We spent three months interviewing retired FBI agents, state public record officers, and defense attorneys to uncover the truth about the "exclusive confidential informant list." Under the Roviaro standard (1961), the government has

When you search for an “exclusive” list, you are not asking for public records. You are asking for a liability bomb. Here is why city attorneys lose sleep over this very topic:

Let us dispel a common Hollywood myth immediately. There is no single, laminated document titled “City of [X] Confidential Informants” sitting in a police chief’s desk drawer. In reality, the informant network is a fractured, highly mobile system.
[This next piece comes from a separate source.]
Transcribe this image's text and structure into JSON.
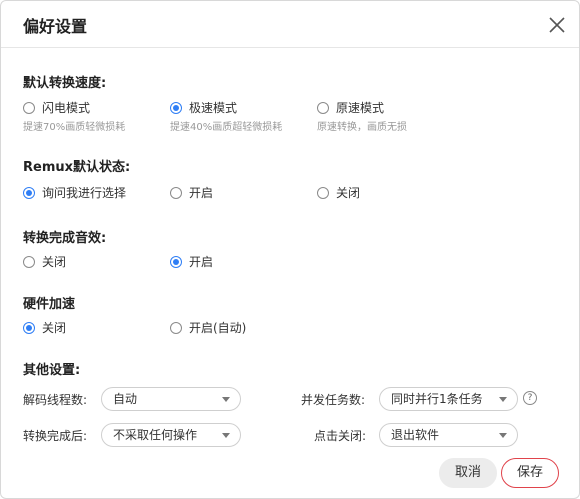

Most mid-to-large city police departments operate with a decentralized database, often buried within internal case management systems like NIBRS (National Incident-Based Reporting System) or proprietary software such as Lexipol or Versaterm.

In smaller municipalities, the list might exist only in the memory of a single narcotics detective or the contacts list of a gang unit supervisor. This intentional decentralization is a feature, not a bug. If you were to obtain a confidential informant list for my city exclusive, you would likely find code names, numerical IDs, and encrypted notes—not the “John Doe, 123 Main St” you were expecting.

You filed a Freedom of Information Act (FOIA) request. You used precise language. You got back a form letter denying your request due to "Exemption 7(D)" or "Exemption 7(F)." Here is what those exemptions actually mean: Even the most aggressive transparency advocates know that

Even the most aggressive transparency advocates know that courts consistently uphold these exemptions. In a landmark 2022 ruling ( Reporters Committee v. DOJ ), the federal court clarified that even the existence of an informant relationship is protected if disclosure could reveal the informant’s identity by implication.

So, can you get an exclusive list? Not via a standard FOIA. Not via a public records request. The only pathway is adversarial.